My research on the physiology and pathology of cancer-associated wasting of skeletal muscle spans more than 30 years. Key invited reviews and commentary (i.e. Annual Rev Med 2010, Nature Reviews Clin Oncol 2013; 10(2):90-9; J Clinical Oncol 2013; 31(10):1257-8) outline my understanding of the pathophysiology of cachexia and muscle wasting. I was the senior author of the international consensus framework for definition of cancer cachexia (Lancet Oncology 2011; 12:489-95).
I have made numerous contributions to the understanding of the mechanisms of cancer-associated cachexia and muscle wasting using standardized animal models. One area of research is the role of cytokines on protein metabolism in skeletal muscle (Baracos, VE et al. 1983, New England J. Med. 508:553-558). Inflammation-dependant muscle wasting (i.e. Mackenzie ML et al. Am J Physiol 2005, 289:E 527-E533; Braun T et al. 2011 J Exptl. Med.208:2449-63) is an important link in the central and peripheral control of muscle wasting in infection, cancer and injury. The role of specific degradative system(s) in different instances of muscle wasting included the identification of a cytokine-induced catabolic pathway (Kwak et al. 2004; Cancer Res. 64:8193-8). A potential therapy, selumetinib, is a MEK kinase inhibitor causing strong systemic suppression of interleukin 6 in patients with cholangiocarcinoma, and this agent caused a rapid muscle anabolism in 80% of treated individuals (Prado et al. Br J Cancer 2012 106(10):1583-6)
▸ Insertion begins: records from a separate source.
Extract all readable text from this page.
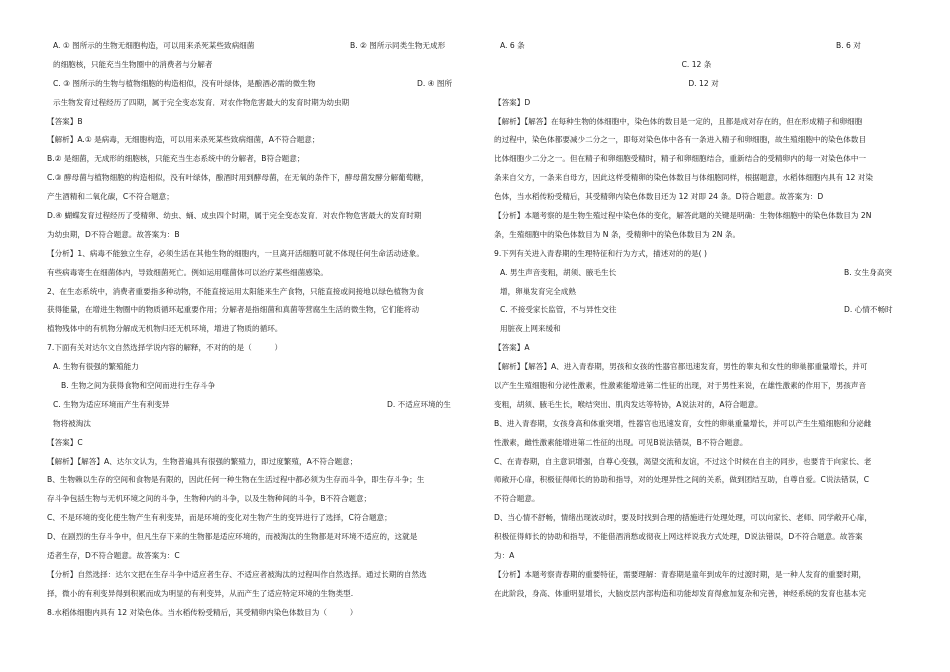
A. ① 图所示的生物无细胞构造，可以用来杀死某些致病细菌	B. ② 图所示同类生物无成形
的细胞核，只能充当生物圈中的消费者与分解者
C. ③ 图所示的生物与植物细胞的构造相似，没有叶绿体，是酿酒必需的微生物	D. ④ 图所
示生物发育过程经历了四期，属于完全变态发育．对农作物危害最大的发育时期为幼虫期
【答案】B
【解析】A.① 是病毒，无细胞构造，可以用来杀死某些致病细菌，A不符合题意；
B.② 是细菌，无成形的细胞核，只能充当生态系统中的分解者，B符合题意；
C.③ 酵母菌与植物细胞的构造相似，没有叶绿体，酿酒时用到酵母菌，在无氧的条件下，酵母菌发酵分解葡萄糖，
产生酒精和二氧化碳，C不符合题意；
D.④ 蝴蝶发育过程经历了受精卵、幼虫、蛹、成虫四个时期，属于完全变态发育．对农作物危害最大的发育时期
为幼虫期，D不符合题意。故答案为：B
【分析】1、病毒不能独立生存，必须生活在其他生物的细胞内，一旦离开活细胞可就不体现任何生命活动迹象。
有些病毒寄生在细菌体内，导致细菌死亡。例如运用噬菌体可以治疗某些细菌感染。
2、在生态系统中，消费者重要指多种动物，不能直接运用太阳能来生产食物，只能直接或间接地以绿色植物为食
获得能量，在增进生物圈中的物质循环起重要作用；分解者是指细菌和真菌等营腐生生活的微生物，它们能将动
植物残体中的有机物分解成无机物归还无机环境，增进了物质的循环。
7.下面有关对达尔文自然选择学说内容的解释，不对的的是（　　　）
A. 生物有很强的繁殖能力
B. 生物之间为获得食物和空间而进行生存斗争
C. 生物为适应环境而产生有利变异	D. 不适应环境的生
物将被淘汰
【答案】C
【解析】【解答】A、达尔文认为，生物普遍具有很强的繁殖力，即过度繁殖，A不符合题意；
B、生物赖以生存的空间和食物是有限的，因此任何一种生物在生活过程中都必须为生存而斗争，即生存斗争；生
存斗争包括生物与无机环境之间的斗争，生物种内的斗争，以及生物种间的斗争，B不符合题意；
C、不是环境的变化使生物产生有利变异，而是环境的变化对生物产生的变异进行了选择，C符合题意；
D、在剧烈的生存斗争中，但凡生存下来的生物都是适应环境的，而被淘汰的生物都是对环境不适应的，这就是
适者生存，D不符合题意。故答案为：C
【分析】自然选择：达尔文把在生存斗争中适应者生存、不适应者被淘汰的过程叫作自然选择。通过长期的自然选
择，微小的有利变异得到积累而成为明显的有利变异，从而产生了适应特定环境的生物类型.
8.水稻体细胞内具有 12 对染色体。当水稻传粉受精后，其受精卵内染色体数目为（　　　）
A. 6 条	B. 6 对
C. 12 条
D. 12 对
【答案】D
【解析】【解答】在每种生物的体细胞中，染色体的数目是一定的，且都是成对存在的，但在形成精子和卵细胞
的过程中，染色体都要减少二分之一，即每对染色体中各有一条进入精子和卵细胞，故生殖细胞中的染色体数目
比体细胞少二分之一。但在精子和卵细胞受精时，精子和卵细胞结合，重新结合的受精卵内的每一对染色体中一
条来自父方，一条来自母方，因此这样受精卵的染色体数目与体细胞同样，根据题意，水稻体细胞内具有 12 对染
色体，当水稻传粉受精后，其受精卵内染色体数目还为 12 对即 24 条。D符合题意。故答案为：D
【分析】本题考察的是生物生殖过程中染色体的变化，解答此题的关键是明确：生物体细胞中的染色体数目为 2N
条，生殖细胞中的染色体数目为 N 条，受精卵中的染色体数目为 2N 条。
9.下列有关进入青春期的生理特征和行为方式，描述对的的是( )
A. 男生声音变粗，胡须、腋毛生长	B. 女生身高突
增，卵巢发育完全成熟
C. 不接受家长监管，不与异性交往	D. 心情不畅时
用脏夜上网来缓和
【答案】A
【解析】【解答】A、进入青春期，男孩和女孩的性器官都迅速发育，男性的睾丸和女性的卵巢都重量增长，并可
以产生生殖细胞和分泌性激素，性激素能增进第二性征的出现，对于男性来说，在雄性激素的作用下，男孩声音
变粗，胡须、腋毛生长，喉结突出、肌肉发达等特协，A说法对的，A符合题意。
B、进入青春期，女孩身高和体重突增，性器官也迅速发育，女性的卵巢重量增长，并可以产生生殖细胞和分泌雌
性激素，雌性激素能增进第二性征的出现。可见B说法错误，B不符合题意。
C、在青春期，自主意识增强，自尊心变强，渴望交流和友谊，不过这个时候在自主的同步，也要肯于向家长、老
师敞开心扉，积极征得师长的协助和指导，对的处理异性之间的关系，做到团结互助，自尊自爱。C说法错误，C
不符合题意。
D、当心情不舒畅，情绪出现波动时，要及时找到合理的措施进行处理处理，可以向家长、老师、同学敞开心扉，
积极征得师长的协助和指导，不能借酒消愁或彻夜上网这样说我方式处理，D说法错误，D不符合题意。故答案
为：A
【分析】本题考察青春期的重要特征，需要理解：青春期是童年到成年的过渡时期，是一种人发育的重要时期，
在此阶段，身高、体重明显增长，大脑皮层内部构造和功能却发育得愈加复杂和完善，神经系统的发育也基本完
My clinical research is focused on the underlying causes of muscle wasting in cancer patients: the role of tumor progression (Lieffers JR, et al. Am J Clin Nutr. 2009; 89:1173-9), of specific drugs used in cancer therapy such as sorafenib (Antoun S et al. J Clin Oncol, 2010; 28:1054-60) and of a putative muscle proteolysis-inducing factor (Wieland BM et al Clin Cancer Res. 2007; 13: 4984-92). A significant zone of current research activity concerns measurement of cancer-related muscle wasting using computed tomography. We established crucial capacity to exploit CT images taken for cancer diagnosis and follow-up, to extract data on skeletal muscle loss. Severe muscle depletion (sarcopenia) is independently prognostic for overall survival (Prado CM et al. Lancet Oncol. 2008; 9:629-35; Martin et al. J Clin Oncol 2013, 31(12):1539-47). Furthermore, sarcopenic cancer patients are susceptible to excess toxicity during chemotherapy treatment (Prado CM et al Clin Cancer Res. 2007; 13(11):3264-8 and 2009:15:2920-6), necessitating dose reductions or treatment delays that ultimately may reduce the efficacy of their treatment.
I am PI of a major organized effort to develop clinical cachexia research (Cachexia-Network) to provide synergy in (i) knowledge generation (ii) knowledge synthesis across the larger body of research findings, (iii) dissemination of findings to specific target groups, (iv) engagement strategies to relevant clinical practice communities and scientific communities and (v) training a new cadre of researchers.